Attorney General of American Samoa
- In office January 2005 – 9 March 2007
- Governor: Togiola Tulafono
- Preceded by: Fiti Sunia
- Succeeded by: Afa Ripley Jr.
- In office 1993–1997
- Governor: A. P. Lutali
- Preceded by: Tautai Aviata Fa'alevao
- Succeeded by: Toetagata Albert Mailo

Member of the American Samoa House of Representatives from the Itūʻau County district
- In office 1997–2007
- In office 1983–1986

Personal details
- Born: 4 June 1946 Nuʻuuli, American Samoa
- Died: 9 March 2007 (aged 60)

= Malaetasi Togafau =

American Samoan politician and judge

Sialega Malaetasi Mauga Togafau (June 4, 1946 – March 9, 2007) was an American Samoan politician, judge, and lawyer. He was a member of the American Samoa House of Representatives, American Samoa's first Administrative Law Judge, and ultimately Attorney General.

==Biography==
Togafau was born on June 4, 1946, to Femalua'i Palepoi Mauga Sialo'i. His grandparents Posiulai Mamea of the Maluia family in Nuuuli and Togafau Sefulu Aumoeualogo of Amouli raised him in Nuʻuuli, American Samoa.

Given the name Steve Mauga at birth, Malaetasi was the third of 11 children born to Femalua'i. Malaetasi was baptized by his grandparents Posiulai and Togafau at the Nuuuli Congregational Christian Church, officiated by the Reverend Elder Tanielu Aasa's tenure as pastor of Nuuuli EFKS. His mother's father, Paramount Chief Mauga Palepoi anointed him as *Malaetasi."
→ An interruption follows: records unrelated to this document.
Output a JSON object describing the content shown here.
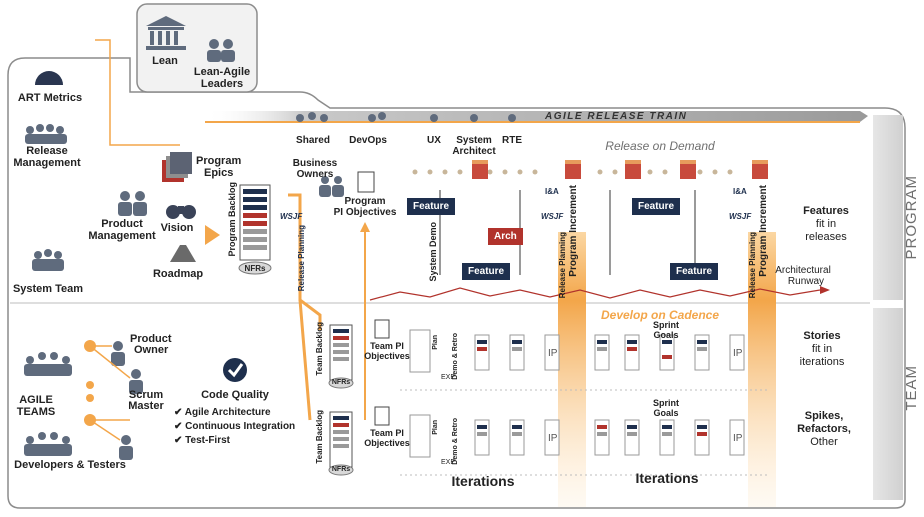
{
  "top_box": {
    "lean": "Lean",
    "lean_agile_leaders_1": "Lean-Agile",
    "lean_agile_leaders_2": "Leaders"
  },
  "left": {
    "art_metrics": "ART Metrics",
    "release_mgmt_1": "Release",
    "release_mgmt_2": "Management",
    "product_mgmt_1": "Product",
    "product_mgmt_2": "Management",
    "system_team": "System Team",
    "program_epics_1": "Program",
    "program_epics_2": "Epics",
    "vision": "Vision",
    "roadmap": "Roadmap",
    "program_backlog": "Program Backlog",
    "nfrs": "NFRs",
    "wsjf": "WSJF",
    "release_planning": "Release Planning"
  },
  "train": {
    "title": "AGILE RELEASE TRAIN",
    "roles": [
      "Shared",
      "DevOps",
      "UX",
      "System",
      "Architect",
      "RTE"
    ],
    "release_on_demand": "Release on Demand",
    "business_owners_1": "Business",
    "business_owners_2": "Owners",
    "program_pi_obj_1": "Program",
    "program_pi_obj_2": "PI Objectives"
  },
  "program": {
    "feature": "Feature",
    "arch": "Arch",
    "system_demo": "System Demo",
    "release_planning": "Release Planning",
    "program_increment": "Program Increment",
    "wsjf": "WSJF",
    "ia": "I&A",
    "arch_runway_1": "Architectural",
    "arch_runway_2": "Runway",
    "features_title": "Features",
    "features_sub_1": "fit in",
    "features_sub_2": "releases",
    "side_label": "PROGRAM"
  },
  "team": {
    "develop_on_cadence": "Develop on Cadence",
    "product_owner_1": "Product",
    "product_owner_2": "Owner",
    "scrum_master_1": "Scrum",
    "scrum_master_2": "Master",
    "agile_teams_1": "AGILE",
    "agile_teams_2": "TEAMS",
    "devs_testers": "Developers & Testers",
    "code_quality": "Code Quality",
    "cq_items": [
      "Agile Architecture",
      "Continuous Integration",
      "Test-First"
    ],
    "team_backlog": "Team Backlog",
    "nfrs": "NFRs",
    "team_pi_obj_1": "Team PI",
    "team_pi_obj_2": "Objectives",
    "plan": "Plan",
    "demo_retro": "Demo & Retro",
    "exe": "EXE",
    "ip": "IP",
    "sprint_goals_1": "Sprint",
    "sprint_goals_2": "Goals",
    "iterations": "Iterations",
    "stories_title": "Stories",
    "stories_sub_1": "fit in",
    "stories_sub_2": "iterations",
    "spikes_1": "Spikes,",
    "spikes_2": "Refactors,",
    "spikes_3": "Other",
    "side_label": "TEAM"
  },
  "colors": {
    "orange": "#f3a64a",
    "navy": "#1e2f4d",
    "red": "#b1332c",
    "gray": "#6f6f6f"
  }
}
Togafau was an ordained Deacon of the Congregational Christian Church of American Samoa and held this sacred role until his death in 2007. He was an active member of the Nuuuli Congregational Christian Church.

Togafau served as a member of the American Samoa House of Representatives from 1983 to 1986. He resigned in 1986 to take up an appointment as a Judge of the District Court of American Samoa, and served in that role until he was appointed as Attorney-General in the administration of Governor A. P. Lutali in 1993. He was elected to the House of Representatives again in the Ituau District in 1996. In March 2000 he was appointed as American Samoa's first Administrative Law Judge, subsequently surrendering his seat in the House to take up the role. In January 2005 he was again appointed Attorney-General by Governor Togiola Tulafono. In 2006 he was diagnosed with colon cancer and subsequently travelled to Honolulu for medical treatment. He died of complications in March 2007.
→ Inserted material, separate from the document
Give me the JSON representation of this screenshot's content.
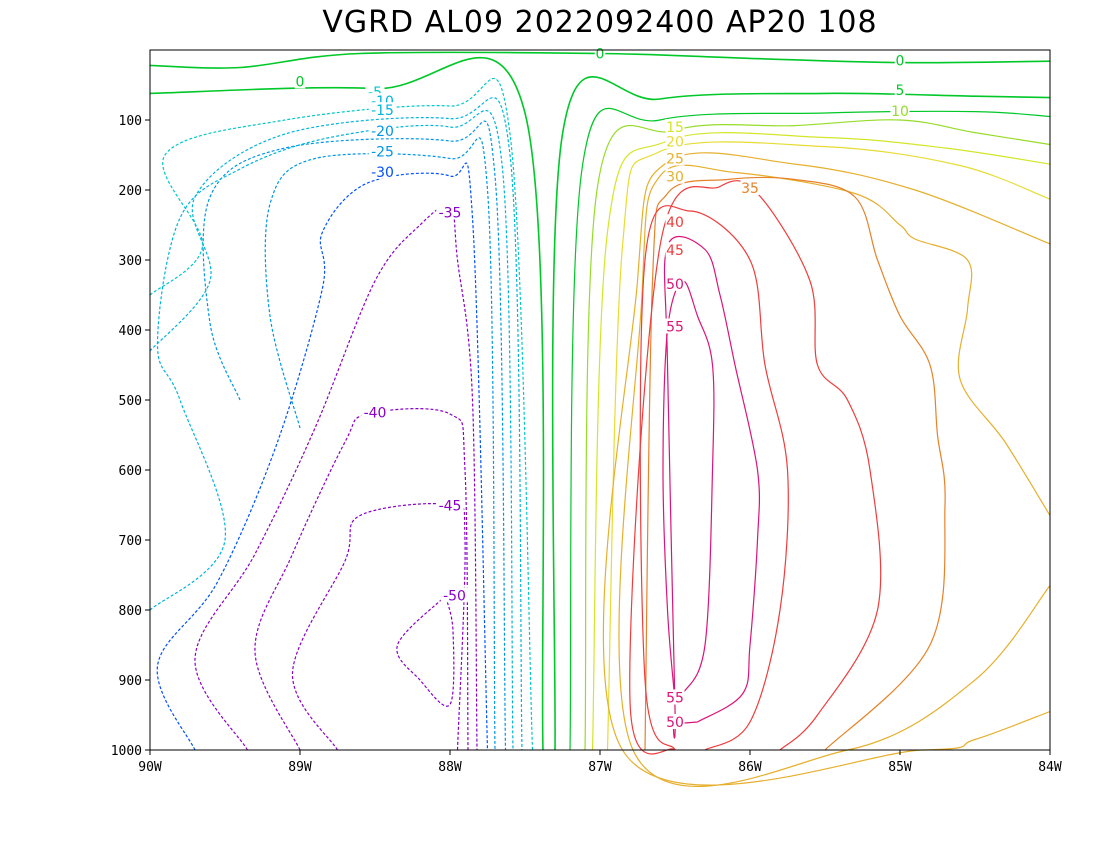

Prior to returning to American Samoa, Togafau was associated with the Church of Jesus Christ of Latter-day Saints, and married Oreta Mapu in the LDS Temple in Laie in 1977. A memorial service was held in the Kalihi, Hawaii chapel of the LDS Church, West Honolulu Stake. [Obituary, Honolulu Advertiser]. His final services were held at the Nuuuli Congregational Christian Church conducted by Rev. Dr. Elia Titimaea Taase.

==Marriage==
Togafau married Dr. Oreta S. Mapu, from the villages of Aua and Aoa, on December 10, 1977, in Laie, Hawaii.

==Public service==
Togafau held the chiefly title of Afioga ile Taumafaalofi (SIALEGA title bestowed on November 27, 2003). He was bestowed this ancient title of Nuuuli, that was held by his maternal uncle, Palepoi Mauga Jr.
- Atilavea --- a minor chiefly title of Atilave'a was conferred in 1993 from his grandmother Posiulai's Maluia Family. As Atilavea, Togafau was responsible for organizing and supporting activities for the young men of the Maluia clan as well as the village in general. Togafau actively participated in the Nuuuli Aumaga, young untitled men of Nuuuli, with the coordinating of training for the yearly long boat regatta, or tuuga Fautasi.

==Professional career==
- Assistant Public Defender - American Samoa High High Court September - December, 1974
- Legal Cousel - American Samoa Delegates-at-Large Office, Washington DC (1975–1978)
- Legislative Cousel - American Samoa Representative Office, U.S Congress(1979–1982)

==Education==
- Peru State University; Graduate of 1971; Awarded Bachelor Science in Geography With Honors
- California Western University; Graduate of 1974; Awarded Juris Doctor
- Leone High School; Graduate of 1966; First School Valedictorian.